COBOL is the predominant language within these complicated and intricately woven applications that are the lifeblood of many major corporations, government agencies, and numerous other companies ranging in a variety of sizes. COBOL seems to have acquired a negative connotation, which I think is because the maintenance of this vital system is often so overwhelming that organizations cannot even begin to think about innovation. Think about it: we’re talking about government systems that decipher what your taxes are, what your Medicaid payout is, social security benefits, etc. But really, how can you even begin to think of innovation when you spend all of your time just maintaining a static system?
Make the change.
This is where the thinking needs to change. COBOL, in case you didn’t know, processes more transactions daily than there are Google searches. It’s an important language that supports many mission critical applications. COBOL, for many industries, was seen as a highly portable, agile, readable, and robust language that could create a secure application. However, with advances in technology and the creation of new languages, COBOL has now taken a back seat and is seen as a far less popular language to develop in. Sometimes, businesses even choose to take on a rewrite (75% of these fail) or choose to buy a commercial off-the-shelf package that gives some, but not all the functionality they had with their homegrown COBOL application.
Shake things up.
Breathe. You can get back your freedom. What if there was a solution in which you could repurpose your COBOL code and integrate it with a modern language? Hard to imagine, right?
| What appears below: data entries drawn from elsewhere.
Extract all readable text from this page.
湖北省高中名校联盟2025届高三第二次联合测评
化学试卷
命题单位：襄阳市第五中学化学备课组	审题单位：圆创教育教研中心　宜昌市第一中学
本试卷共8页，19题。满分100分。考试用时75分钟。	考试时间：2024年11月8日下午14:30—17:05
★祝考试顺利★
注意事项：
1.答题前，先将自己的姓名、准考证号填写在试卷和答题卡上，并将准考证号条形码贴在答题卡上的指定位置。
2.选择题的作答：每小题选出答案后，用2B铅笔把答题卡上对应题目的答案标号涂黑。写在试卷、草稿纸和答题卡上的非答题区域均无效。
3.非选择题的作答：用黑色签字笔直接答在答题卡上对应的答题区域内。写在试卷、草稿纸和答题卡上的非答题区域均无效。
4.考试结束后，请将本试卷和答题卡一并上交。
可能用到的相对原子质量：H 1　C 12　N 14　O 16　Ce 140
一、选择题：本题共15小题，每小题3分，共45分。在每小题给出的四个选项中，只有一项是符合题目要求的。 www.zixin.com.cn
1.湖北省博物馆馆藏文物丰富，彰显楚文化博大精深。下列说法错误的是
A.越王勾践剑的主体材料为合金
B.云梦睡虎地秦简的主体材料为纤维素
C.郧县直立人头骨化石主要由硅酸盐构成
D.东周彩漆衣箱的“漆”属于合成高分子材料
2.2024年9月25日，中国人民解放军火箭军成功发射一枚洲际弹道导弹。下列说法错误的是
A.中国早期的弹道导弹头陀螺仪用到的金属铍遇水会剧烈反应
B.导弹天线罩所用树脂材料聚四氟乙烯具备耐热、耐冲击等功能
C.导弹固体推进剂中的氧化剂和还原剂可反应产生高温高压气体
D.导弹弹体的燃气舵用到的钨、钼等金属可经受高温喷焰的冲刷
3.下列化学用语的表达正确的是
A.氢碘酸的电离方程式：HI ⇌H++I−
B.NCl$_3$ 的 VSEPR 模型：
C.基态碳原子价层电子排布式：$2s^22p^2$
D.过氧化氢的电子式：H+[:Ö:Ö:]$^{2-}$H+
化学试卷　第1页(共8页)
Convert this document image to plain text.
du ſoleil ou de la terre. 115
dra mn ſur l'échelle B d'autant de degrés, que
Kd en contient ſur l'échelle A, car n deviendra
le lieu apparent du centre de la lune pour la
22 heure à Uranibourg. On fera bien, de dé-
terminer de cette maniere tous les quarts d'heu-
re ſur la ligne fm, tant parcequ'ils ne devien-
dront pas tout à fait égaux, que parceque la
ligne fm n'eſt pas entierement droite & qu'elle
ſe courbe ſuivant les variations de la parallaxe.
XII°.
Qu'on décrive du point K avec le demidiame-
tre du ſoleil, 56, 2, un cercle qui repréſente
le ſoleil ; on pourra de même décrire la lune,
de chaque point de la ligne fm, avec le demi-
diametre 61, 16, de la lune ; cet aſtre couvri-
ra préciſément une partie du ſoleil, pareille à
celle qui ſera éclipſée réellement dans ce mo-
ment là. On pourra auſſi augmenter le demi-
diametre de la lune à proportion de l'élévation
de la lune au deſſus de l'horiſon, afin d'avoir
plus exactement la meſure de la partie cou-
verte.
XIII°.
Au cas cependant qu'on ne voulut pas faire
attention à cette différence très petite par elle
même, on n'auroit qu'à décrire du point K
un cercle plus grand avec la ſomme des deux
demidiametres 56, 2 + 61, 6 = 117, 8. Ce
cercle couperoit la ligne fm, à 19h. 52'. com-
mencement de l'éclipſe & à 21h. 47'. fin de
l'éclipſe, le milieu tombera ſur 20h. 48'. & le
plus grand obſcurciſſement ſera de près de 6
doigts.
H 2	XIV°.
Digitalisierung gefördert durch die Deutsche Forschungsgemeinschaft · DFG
The truth is, Visual COBOL can enable you to do just that. You no longer have to struggle using an old hard-to-read system. Visual COBOL delivers the next generation of developer tools for the COBOL developer. In using industry standard IDEs, Visual Studio and Eclipse, you can now repurpose your COBOL application and integrate it with your choice of Java or .NET. However, what I find to be more remarkable about the solution is the ability to not only increase a developer’s efficiency when coding but the fact that it can help tear down the walls between different teams of developers. I mean how many times have you seen the COBOL developers sit in a different section from the Java guys or the C# guys? Well that no longer has to happen. You can all sit together and use the modern IDEs to gain better team collaboration and communication.
COBOL cuts costs
Cost is often another driving factor that keeps the legacy system as is. However, through modernization of these COBOL applications, Visual COBOL helps you to deploy your application to a wide variety of more cost effective platforms such as UNIX, Linux, and the Cloud. Instead of going through a rewrite, Visual COBOL enables you to retain your business logic and create a more modern application without losing the competitive edge the business logic provides. This cuts out the extensive cost of a rewrite or a package solution.
To conclude, I’d like to challenge you to think about your options. I challenge you to see the vitality in these legendary core government applications and the ways you can repurpose them into a modern and agile application of the 21st century. Do you want to keep maintaining a legendary system that you feel you have to deal with? Or, do you want to transform a system that has been running your business since the 1980s into a system that will continue to help grow your business and innovation far into the future?